A Mars Petcare usará certificações para respaldar suas alegações de sustentabilidade relacionadas à agricultura regenerativa.

“Por exemplo, o USDA COMET Planner e a plataforma Field-to-Market Fieldprint são usados para monitorar e quantificar resultados como sequestro de carbono, redução de emissões de gases de efeito estufa e melhorias na saúde do solo. Essas ferramentas integram dados de fazendas individuais para fornecer métricas transparentes e confiáveis que verificam os benefícios ambientais das práticas regenerativas.

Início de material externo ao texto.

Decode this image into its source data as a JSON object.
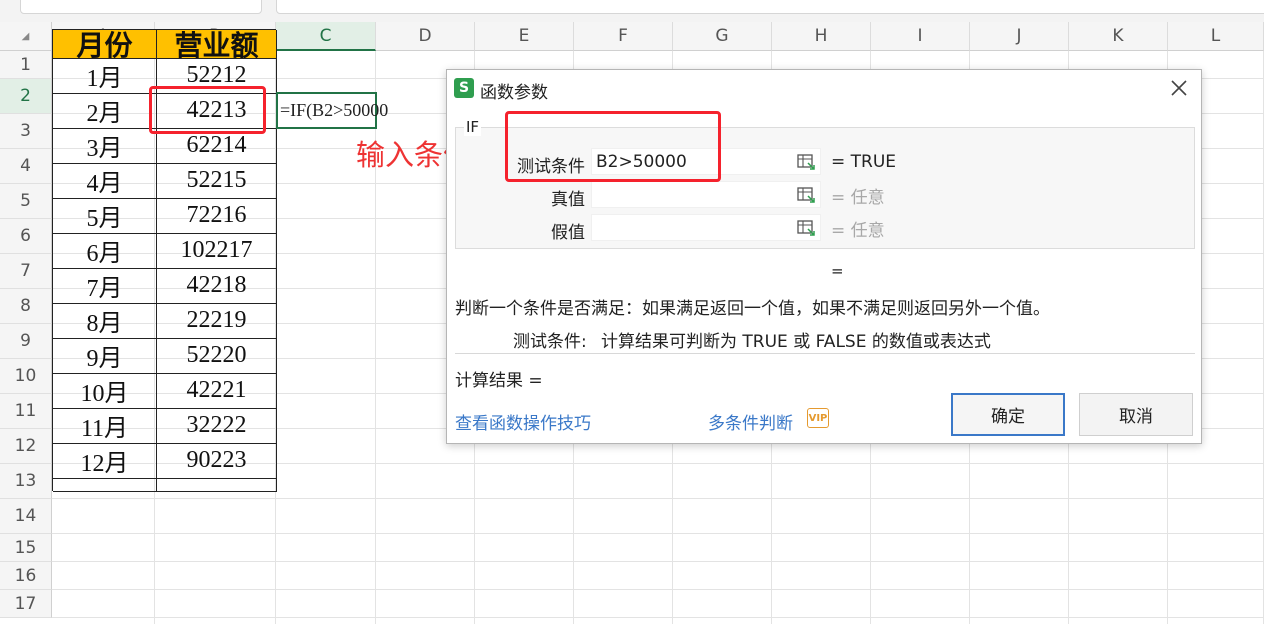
{
  "sheet": {
    "columns": [
      "A",
      "B",
      "C",
      "D",
      "E",
      "F",
      "G",
      "H",
      "I",
      "J",
      "K",
      "L"
    ],
    "rows": [
      "1",
      "2",
      "3",
      "4",
      "5",
      "6",
      "7",
      "8",
      "9",
      "10",
      "11",
      "12",
      "13",
      "14",
      "15",
      "16",
      "17"
    ],
    "active_column": "C",
    "active_row": "2",
    "header": {
      "month": "月份",
      "revenue": "营业额"
    },
    "data": [
      {
        "month": "1月",
        "revenue": "52212"
      },
      {
        "month": "2月",
        "revenue": "42213"
      },
      {
        "month": "3月",
        "revenue": "62214"
      },
      {
        "month": "4月",
        "revenue": "52215"
      },
      {
        "month": "5月",
        "revenue": "72216"
      },
      {
        "month": "6月",
        "revenue": "102217"
      },
      {
        "month": "7月",
        "revenue": "42218"
      },
      {
        "month": "8月",
        "revenue": "22219"
      },
      {
        "month": "9月",
        "revenue": "52220"
      },
      {
        "month": "10月",
        "revenue": "42221"
      },
      {
        "month": "11月",
        "revenue": "32222"
      },
      {
        "month": "12月",
        "revenue": "90223"
      }
    ],
    "formula_text": "=IF(B2>50000",
    "header_color": "#ffc000",
    "selection_color": "#217346"
  },
  "annotation": {
    "text": "输入条件",
    "color": "#ee3333"
  },
  "dialog": {
    "logo": "S",
    "title": "函数参数",
    "function_name": "IF",
    "params": [
      {
        "label": "测试条件",
        "value": "B2>50000",
        "result": "= TRUE"
      },
      {
        "label": "真值",
        "value": "",
        "result": "= 任意"
      },
      {
        "label": "假值",
        "value": "",
        "result": "= 任意"
      }
    ],
    "overall_eq": "=",
    "description": "判断一个条件是否满足：如果满足返回一个值，如果不满足则返回另外一个值。",
    "param_help_label": "测试条件:",
    "param_help_text": "计算结果可判断为 TRUE 或 FALSE 的数值或表达式",
    "calc_result": "计算结果 =",
    "link_tips": "查看函数操作技巧",
    "link_multi": "多条件判断",
    "vip_badge": "VIP",
    "ok_label": "确定",
    "cancel_label": "取消",
    "accent_color": "#3a78c8",
    "icons": {
      "logo": "wps-logo-icon",
      "close": "close-icon",
      "picker": "range-picker-icon"
    }
  }
}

Programas de certificação, como os da Field to Market, validam ainda mais esses resultados ao avaliar o desempenho de sustentabilidade das cadeias de suprimentos e fornecer verificação de terceiros,” disse John Grossmann, presidente da North American Oilseeds Crush and Grain da ADM, à Petfood Industry. “Esses sistemas garantem que as práticas regenerativas sejam cientificamente fundamentadas, amplamente adotáveis e impactantes em larga escala. Ao combinar tecnologia e certificação, a Mars e a Royal Canin podem alegar com credibilidade que seus ingredientes atendem a altos padrões ambientais e éticos, aumentando a confiança dos consumidores e partes interessadas.”

Ao utilizar sistemas de certificação e evitar o greenwashing, a Mars Petcare e outros na indústria podem construir credibilidade entre tutores de pets que exigem cada vez mais que as empresas considerem as ramificações ambientais e sociais de suas ações.